9th Canadian Challenge - 21st Review - The Heart Goes Last

I've already touched on the overriding feature of this book, Atwood imagines a near future where the U.S. Midwest/Rustbelt has suffered a devastating economic collapse, and the vast majority of residents are scrambling to survive.  This leads the main couple of the novel (Stan and Charmaine) to go to a seminar, where instead of pitching timeshares in Florida, the organizers are recruiting people to move to the planned town of Consilience.  The organizing principle of Consilience is that half the town's population is incarcerated in Positron Prison, but the real kicker is that everyone switches roles each month.  Even knowing this (and being warned by his ex-con brother, Conor, not to sign up) Stan feels that there are no other reasonable options, and he agrees to join up.  Charmaine was basically sold the moment she found out that they would be sleeping in beds again (or at least a kind of prison cot half the time), instead of in their car.

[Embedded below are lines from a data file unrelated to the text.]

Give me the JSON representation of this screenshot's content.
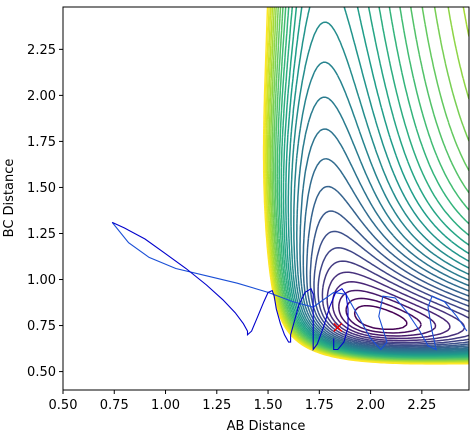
{
  "chart_data": {
    "type": "contour",
    "title": "",
    "xlabel": "AB Distance",
    "ylabel": "BC Distance",
    "xlim": [
      0.5,
      2.48
    ],
    "ylim": [
      0.4,
      2.48
    ],
    "xticks": [
      "0.50",
      "0.75",
      "1.00",
      "1.25",
      "1.50",
      "1.75",
      "2.00",
      "2.25"
    ],
    "yticks": [
      "0.50",
      "0.75",
      "1.00",
      "1.25",
      "1.50",
      "1.75",
      "2.00",
      "2.25"
    ],
    "colormap": "viridis",
    "grid": false,
    "contour_levels": 30,
    "trajectory": {
      "color": "#0000cc",
      "points": [
        [
          0.74,
          1.31
        ],
        [
          0.8,
          1.28
        ],
        [
          0.9,
          1.22
        ],
        [
          1.0,
          1.14
        ],
        [
          1.1,
          1.06
        ],
        [
          1.2,
          0.97
        ],
        [
          1.28,
          0.89
        ],
        [
          1.34,
          0.82
        ],
        [
          1.38,
          0.76
        ],
        [
          1.4,
          0.72
        ],
        [
          1.4,
          0.7
        ],
        [
          1.42,
          0.72
        ],
        [
          1.45,
          0.8
        ],
        [
          1.48,
          0.88
        ],
        [
          1.5,
          0.93
        ],
        [
          1.52,
          0.94
        ],
        [
          1.53,
          0.91
        ],
        [
          1.54,
          0.84
        ],
        [
          1.56,
          0.76
        ],
        [
          1.58,
          0.7
        ],
        [
          1.6,
          0.66
        ],
        [
          1.61,
          0.66
        ],
        [
          1.61,
          0.7
        ],
        [
          1.63,
          0.78
        ],
        [
          1.65,
          0.86
        ],
        [
          1.68,
          0.93
        ],
        [
          1.71,
          0.95
        ],
        [
          1.72,
          0.92
        ],
        [
          1.72,
          0.84
        ],
        [
          1.72,
          0.75
        ],
        [
          1.72,
          0.66
        ],
        [
          1.72,
          0.62
        ],
        [
          1.74,
          0.65
        ],
        [
          1.77,
          0.74
        ],
        [
          1.8,
          0.85
        ],
        [
          1.83,
          0.93
        ],
        [
          1.86,
          0.95
        ],
        [
          1.88,
          0.92
        ],
        [
          1.89,
          0.84
        ],
        [
          1.89,
          0.74
        ],
        [
          1.87,
          0.66
        ],
        [
          1.84,
          0.62
        ],
        [
          1.82,
          0.62
        ],
        [
          1.82,
          0.68
        ]
      ],
      "end_marker": {
        "x": 1.84,
        "y": 0.74,
        "color": "#ee0000",
        "symbol": "x"
      }
    },
    "secondary_trajectory": {
      "color": "#1a4fd6",
      "points": [
        [
          0.74,
          1.31
        ],
        [
          0.82,
          1.2
        ],
        [
          0.92,
          1.12
        ],
        [
          1.05,
          1.06
        ],
        [
          1.2,
          1.02
        ],
        [
          1.35,
          0.98
        ],
        [
          1.5,
          0.93
        ],
        [
          1.62,
          0.88
        ],
        [
          1.72,
          0.85
        ],
        [
          1.82,
          0.93
        ],
        [
          1.88,
          0.92
        ],
        [
          1.95,
          0.78
        ],
        [
          2.0,
          0.68
        ],
        [
          2.05,
          0.62
        ],
        [
          2.08,
          0.66
        ],
        [
          2.04,
          0.8
        ],
        [
          2.06,
          0.91
        ],
        [
          2.12,
          0.9
        ],
        [
          2.18,
          0.82
        ],
        [
          2.24,
          0.72
        ],
        [
          2.28,
          0.64
        ],
        [
          2.32,
          0.62
        ],
        [
          2.3,
          0.72
        ],
        [
          2.28,
          0.85
        ],
        [
          2.3,
          0.91
        ],
        [
          2.36,
          0.88
        ],
        [
          2.42,
          0.8
        ],
        [
          2.47,
          0.72
        ]
      ]
    }
  }
}
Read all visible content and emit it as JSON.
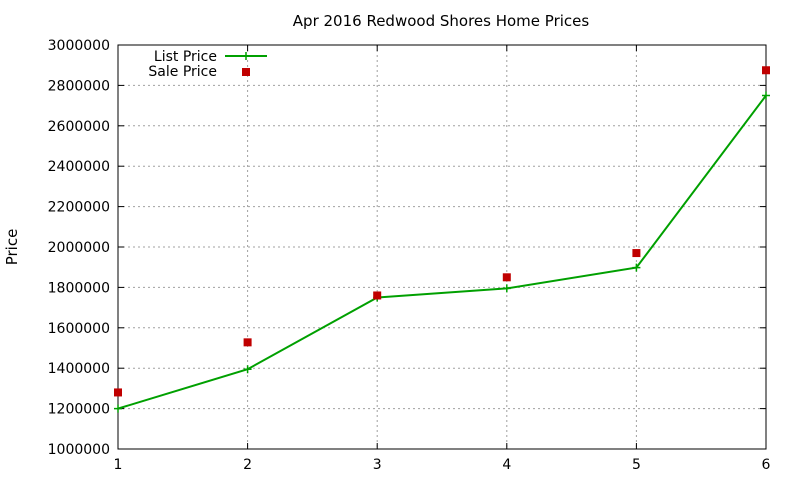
{
  "chart_data": {
    "type": "line",
    "title": "Apr 2016 Redwood Shores Home Prices",
    "xlabel": "",
    "ylabel": "Price",
    "x": [
      1,
      2,
      3,
      4,
      5,
      6
    ],
    "xlim": [
      1,
      6
    ],
    "ylim": [
      1000000,
      3000000
    ],
    "x_ticks": [
      "1",
      "2",
      "3",
      "4",
      "5",
      "6"
    ],
    "y_ticks": [
      "1000000",
      "1200000",
      "1400000",
      "1600000",
      "1800000",
      "2000000",
      "2200000",
      "2400000",
      "2600000",
      "2800000",
      "3000000"
    ],
    "grid": true,
    "legend_position": "top-left",
    "series": [
      {
        "name": "List Price",
        "style": "line+cross",
        "color": "#00a000",
        "values": [
          1200000,
          1395000,
          1750000,
          1795000,
          1898000,
          2750000
        ]
      },
      {
        "name": "Sale Price",
        "style": "square-markers",
        "color": "#c00000",
        "values": [
          1280000,
          1528000,
          1760000,
          1850000,
          1970000,
          2875000
        ]
      }
    ]
  }
}
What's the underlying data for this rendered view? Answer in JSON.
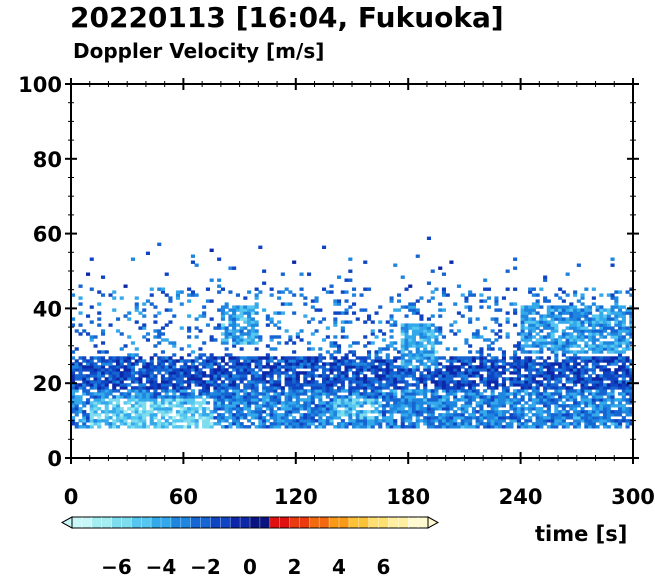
{
  "title": "20220113 [16:04, Fukuoka]",
  "subtitle": "Doppler Velocity [m/s]",
  "chart_data": {
    "type": "heatmap",
    "title": "20220113 [16:04, Fukuoka]",
    "subtitle": "Doppler Velocity [m/s]",
    "xlabel": "time [s]",
    "ylabel": "",
    "xlim": [
      0,
      300
    ],
    "ylim": [
      0,
      100
    ],
    "x_ticks": [
      "0",
      "60",
      "120",
      "180",
      "240",
      "300"
    ],
    "y_ticks": [
      "0",
      "20",
      "40",
      "60",
      "80",
      "100"
    ],
    "x_tick_values": [
      0,
      60,
      120,
      180,
      240,
      300
    ],
    "y_tick_values": [
      0,
      20,
      40,
      60,
      80,
      100
    ],
    "colorbar": {
      "ticks": [
        "−6",
        "−4",
        "−2",
        "0",
        "2",
        "4",
        "6"
      ],
      "tick_values": [
        -6,
        -4,
        -2,
        0,
        2,
        4,
        6
      ],
      "range": [
        -8,
        8
      ],
      "colors": [
        "#c9f7f7",
        "#a4eef2",
        "#7edcef",
        "#55c6ef",
        "#33a8ea",
        "#1f86e0",
        "#1565d3",
        "#0f45c2",
        "#0c28a8",
        "#0a1480",
        "#e01010",
        "#ea3a10",
        "#f26a10",
        "#f89a18",
        "#fbc238",
        "#fde070",
        "#fef0a0",
        "#fffad0"
      ]
    },
    "data_extent": {
      "y_min": 8,
      "y_max": 60
    },
    "bands": [
      {
        "x": [
          0,
          300
        ],
        "y": [
          8,
          27
        ],
        "level": -1.5
      },
      {
        "x": [
          0,
          300
        ],
        "y": [
          8,
          18
        ],
        "level": -3
      },
      {
        "x": [
          10,
          75
        ],
        "y": [
          8,
          16
        ],
        "level": -5
      },
      {
        "x": [
          140,
          165
        ],
        "y": [
          10,
          16
        ],
        "level": -4.5
      },
      {
        "x": [
          80,
          100
        ],
        "y": [
          30,
          40
        ],
        "level": -4
      },
      {
        "x": [
          175,
          195
        ],
        "y": [
          24,
          36
        ],
        "level": -4
      },
      {
        "x": [
          240,
          300
        ],
        "y": [
          28,
          40
        ],
        "level": -3.5
      }
    ]
  }
}
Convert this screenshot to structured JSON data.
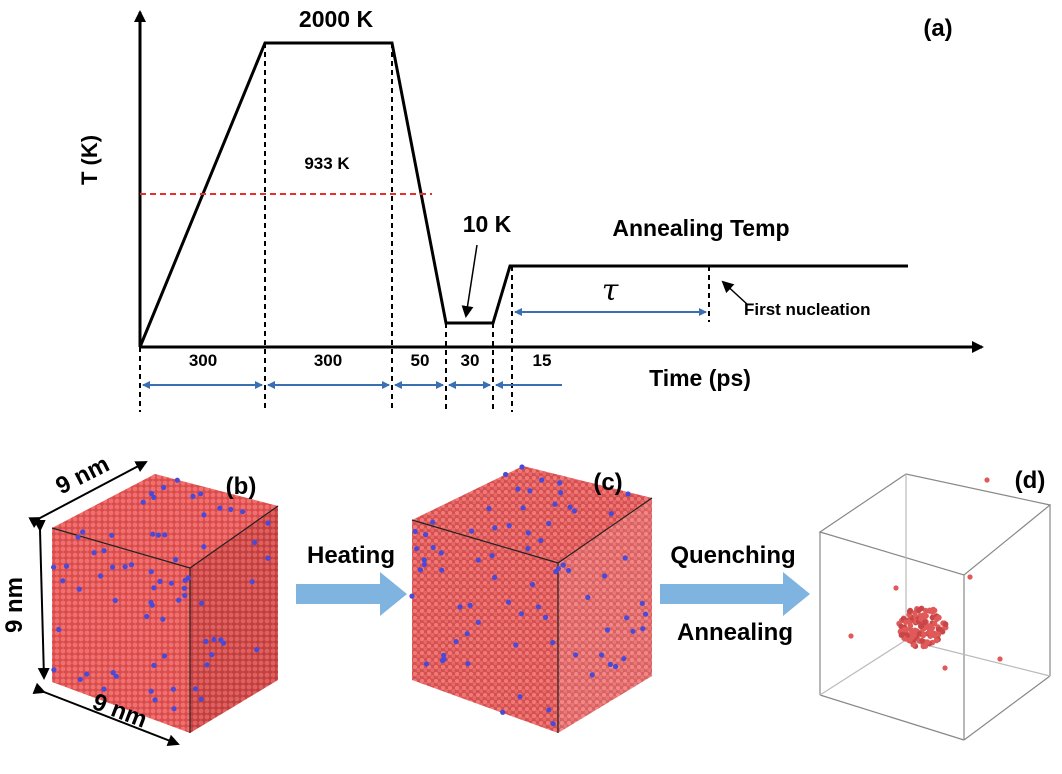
{
  "panel_a": {
    "label": "(a)",
    "y_axis_label": "T (K)",
    "x_axis_label": "Time (ps)",
    "peak_label": "2000 K",
    "melting_label": "933 K",
    "low_label": "10 K",
    "anneal_label": "Annealing Temp",
    "tau_label": "τ",
    "nucleation_label": "First nucleation",
    "durations": [
      "300",
      "300",
      "50",
      "30",
      "15"
    ],
    "colors": {
      "melting_line": "#e8302a",
      "arrows": "#3a6fb3",
      "curve": "#000000"
    }
  },
  "panel_b": {
    "label": "(b)",
    "dim_top": "9 nm",
    "dim_left": "9 nm",
    "dim_bottom": "9 nm"
  },
  "panel_c": {
    "label": "(c)"
  },
  "panel_d": {
    "label": "(d)"
  },
  "arrow_1": {
    "label": "Heating"
  },
  "arrow_2": {
    "label_top": "Quenching",
    "label_bottom": "Annealing"
  },
  "colors": {
    "atom_red": "#e05a5a",
    "atom_blue": "#4a4ad8",
    "process_arrow": "#7fb3e0"
  }
}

Stan gets an "outside" job repairing the scooters that every rides around town (the few cars are reserved for the town's security forces) and on the months he is in prison, he is responsible for monitoring the chickens, grown to feed the town and prison population.  In general, the prisoners (not really being criminals) are put to good economic use, though there are indeed pressures to make the prison more profitable.

One month, Stan finds a note from the alternate tenants in his house -- Jasmine has penned a love note to Max -- and Stan finds himself fantasizing about meeting Jasmine on the switch-over day, since his love life with Charmaine is not as fulfilling as it once was.  In his efforts to find out more about Jasmine, Stan ends up learning quite a few of Consilience's secrets...

This is definitely one of the more plot-driven novels by Atwood that I have read.  (The trade-off is that the characters are all fairly shallow and we don't have much philosophizing in the book.)  It is a fast read, and I thought I would read it over 4 or so days, but on my second day of reading, I got quite hooked and stayed up late to finish it. 

I think it would be unfair to reveal more of the plot now, particularly as the book is still quite new (2015) and it is better to experience the various reveals first-hand.  I will say that little is what it appears, and I certainly wonder if Atwood was at all influenced by Philip Jose Farmer's Riverworld series (where aliens are behind this massive scheme to resurrect all humans, though I can't even remember their ultimate motivations) or Dayworld, which offers up a vision of people switched on and off over different days of the week (with a few Daybreakers who cross into other times where they don't belong, a bit like Stan incidentally).  Since Atwood has talked in the past about how she doesn't really read SF, she may have been more likely to have watched and been influenced by David Cronenberg's eXistenZ, where nothing is quite as it seems.  That's a fairly apt description of The Heart Goes Last.  The novel probably won't make my top ten list for the year, but it was an entertaining romp with several unexpected twists.  It might be worth reading just to see how Atwood approaches the thriller genre, since it certainly isn't the type of novel she typically writes.